First - you will need extension method to split rows by tiers:
public static IEnumerable<IEnumerable<T>> SplitBy<T>(
this IEnumerable<T> source, Func<T, bool> separator)
{
List<T> batch = new List<T>();
using (var iterator = source.GetEnumerator())
{
while (iterator.MoveNext())
{
if (separator(iterator.Current) && batch.Any())
{
yield return batch;
batch = new List<T>();
}
batch.Add(iterator.Current);
}
}
if (batch.Any())
yield return batch;
}
Now first step will be querying tiers (each will contain several tr
nodes):
HtmlDocument doc = new HtmlDocument();
doc.Load(path_to_html);
var tiers = doc.DocumentNode.SelectNodes("//tr")
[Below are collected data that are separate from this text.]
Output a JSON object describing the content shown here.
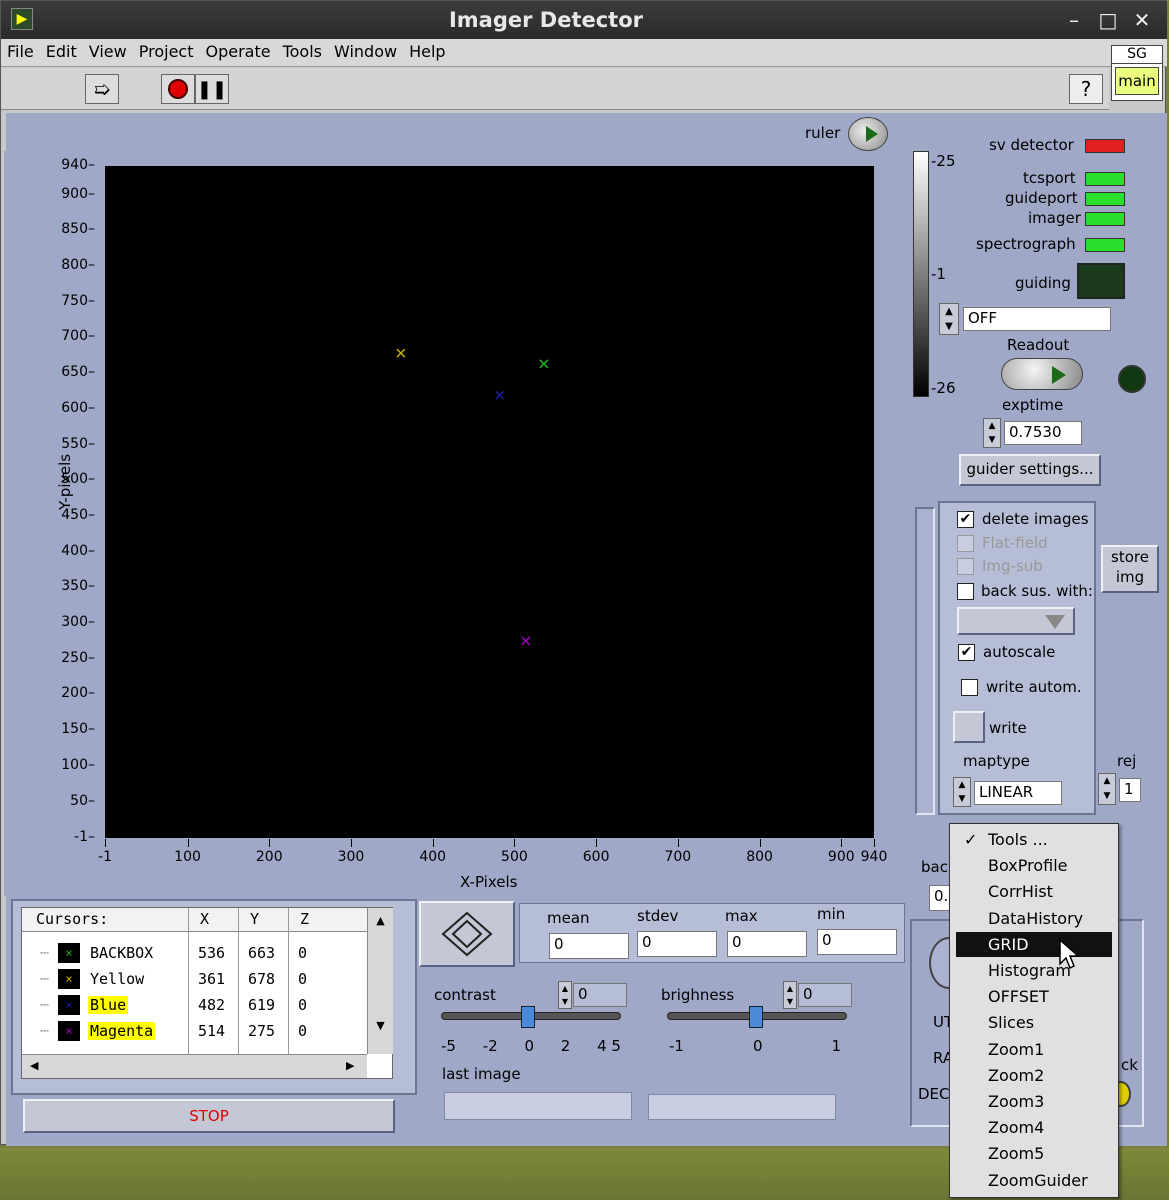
{
  "window": {
    "title": "Imager Detector",
    "minimize": "–",
    "maximize": "□",
    "close": "✕"
  },
  "menu": [
    "File",
    "Edit",
    "View",
    "Project",
    "Operate",
    "Tools",
    "Window",
    "Help"
  ],
  "toolbar": {
    "help": "?",
    "sg": "SG",
    "main": "main"
  },
  "plot": {
    "ylabel": "Y-pixels",
    "xlabel": "X-Pixels",
    "yticks": [
      "940",
      "900",
      "850",
      "800",
      "750",
      "700",
      "650",
      "600",
      "550",
      "500",
      "450",
      "400",
      "350",
      "300",
      "250",
      "200",
      "150",
      "100",
      "50",
      "-1"
    ],
    "xticks": [
      "-1",
      "100",
      "200",
      "300",
      "400",
      "500",
      "600",
      "700",
      "800",
      "900",
      "940"
    ],
    "markers": [
      {
        "name": "Yellow",
        "x": 361,
        "y": 678,
        "color": "#c8b400"
      },
      {
        "name": "BACKBOX",
        "x": 536,
        "y": 663,
        "color": "#20b020"
      },
      {
        "name": "Blue",
        "x": 482,
        "y": 619,
        "color": "#1a1aa0"
      },
      {
        "name": "Magenta",
        "x": 514,
        "y": 275,
        "color": "#a000c0"
      }
    ]
  },
  "ruler_label": "ruler",
  "colorbar": {
    "top": "-25",
    "mid": "-1",
    "bottom": "-26"
  },
  "status": {
    "sv_detector": "sv detector",
    "tcsport": "tcsport",
    "guideport": "guideport",
    "imager": "imager",
    "spectrograph": "spectrograph",
    "guiding": "guiding",
    "guiding_value": "OFF",
    "readout": "Readout",
    "exptime": "exptime",
    "exptime_value": "0.7530",
    "guider_settings": "guider settings..."
  },
  "options": {
    "delete_images": "delete images",
    "flat_field": "Flat-field",
    "img_sub": "Img-sub",
    "back_sus": "back sus. with:",
    "autoscale": "autoscale",
    "write_autom": "write autom.",
    "write": "write",
    "maptype": "maptype",
    "maptype_value": "LINEAR",
    "rej": "rej",
    "rej_value": "1",
    "store_img_1": "store",
    "store_img_2": "img"
  },
  "cursors": {
    "headers": [
      "Cursors:",
      "X",
      "Y",
      "Z"
    ],
    "rows": [
      {
        "name": "BACKBOX",
        "x": "536",
        "y": "663",
        "z": "0",
        "mark": "#20b020",
        "hl": false
      },
      {
        "name": "Yellow",
        "x": "361",
        "y": "678",
        "z": "0",
        "mark": "#c8b400",
        "hl": false
      },
      {
        "name": "Blue",
        "x": "482",
        "y": "619",
        "z": "0",
        "mark": "#1a1aa0",
        "hl": true
      },
      {
        "name": "Magenta",
        "x": "514",
        "y": "275",
        "z": "0",
        "mark": "#a000c0",
        "hl": true
      }
    ]
  },
  "stats": {
    "mean": "mean",
    "stdev": "stdev",
    "max": "max",
    "min": "min",
    "mean_v": "0",
    "stdev_v": "0",
    "max_v": "0",
    "min_v": "0"
  },
  "contrast": {
    "label": "contrast",
    "value": "0",
    "ticks": [
      "-5",
      "-2",
      "0",
      "2",
      "4 5"
    ]
  },
  "brightness": {
    "label": "brighness",
    "value": "0",
    "ticks": [
      "-1",
      "0",
      "1"
    ]
  },
  "last_image": "last image",
  "stop": "STOP",
  "partial": {
    "back": "bac",
    "zero": "0.",
    "ut": "UT",
    "ra": "RA",
    "dec": "DEC",
    "ack": "ck"
  },
  "dropdown": [
    "Tools ...",
    "BoxProfile",
    "CorrHist",
    "DataHistory",
    "GRID",
    "Histogram",
    "OFFSET",
    "Slices",
    "Zoom1",
    "Zoom2",
    "Zoom3",
    "Zoom4",
    "Zoom5",
    "ZoomGuider"
  ],
  "dropdown_checked": "✓",
  "colors": {
    "panel": "#9fa8c7",
    "led_red": "#e02020",
    "led_green": "#2be02b",
    "stop": "#e00000"
  }
}
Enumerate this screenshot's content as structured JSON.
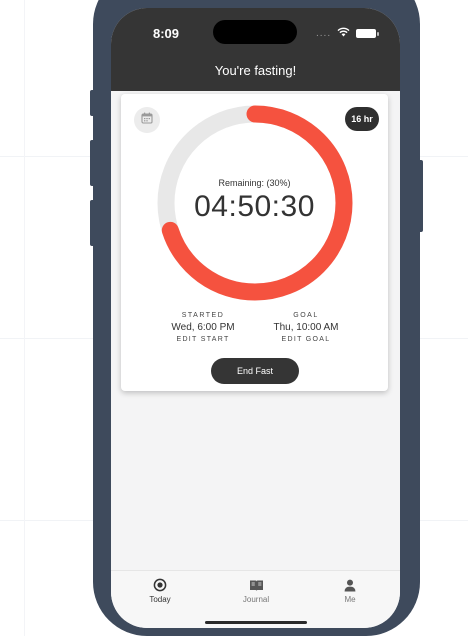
{
  "status_bar": {
    "time": "8:09",
    "signal": "....",
    "wifi_icon": "wifi-icon",
    "battery_icon": "battery-icon"
  },
  "header": {
    "title": "You're fasting!"
  },
  "card": {
    "calendar_icon": "calendar-icon",
    "duration_badge": "16 hr",
    "progress": {
      "remaining_label": "Remaining: (30%)",
      "remaining_percent": 30,
      "time_remaining": "04:50:30"
    },
    "started": {
      "label": "STARTED",
      "value": "Wed, 6:00 PM",
      "edit_label": "EDIT START"
    },
    "goal": {
      "label": "GOAL",
      "value": "Thu, 10:00 AM",
      "edit_label": "EDIT GOAL"
    },
    "end_button": "End Fast"
  },
  "bottom_nav": {
    "items": [
      {
        "label": "Today",
        "icon": "target-icon",
        "active": true
      },
      {
        "label": "Journal",
        "icon": "book-icon",
        "active": false
      },
      {
        "label": "Me",
        "icon": "person-icon",
        "active": false
      }
    ]
  },
  "colors": {
    "accent": "#f5523f",
    "track": "#e8e8e8",
    "header_bg": "#353535",
    "frame": "#3e4a5c"
  }
}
.SplitBy(tr => tr.HasAttributes &&
tr.Attributes["class"].Value == "header");
Second step is extracting data from each tier
var result = from t in tiers
let tier = t.First().SelectSingleNode("th").InnerText
from a in t.Skip(1).SelectMany(tr => tr.SelectNodes("td/a"))
select new {
Tier = tier,
Value = a.InnerText
};
Result is
[
{ Tier: "Tier 1", Value: "First Thing" },
{ Tier: "Tier 1", Value: "Second Thing" },
{ Tier: "Tier 1", Value: "Third Thing" },
{ Tier: "Tier 1", Value: "Fourth Thing" },
{ Tier: "Tier 1", Value: "Fifth Thing" },
{ Tier: "Tier 1", Value: "Sixth Thing" },
{ Tier: "Tier 2", Value: "First Thing" },
{ Tier: "Tier 2", Value: "Second Thing" },
{ Tier: "Tier 2", Value: "Third Thing" },
{ Tier: "Tier 2", Value: "Fourth Thing" },
{ Tier: "Tier 2", Value: "Fifth Thing" },
{ Tier: "Tier 2", Value: "Sixth Thing" }
]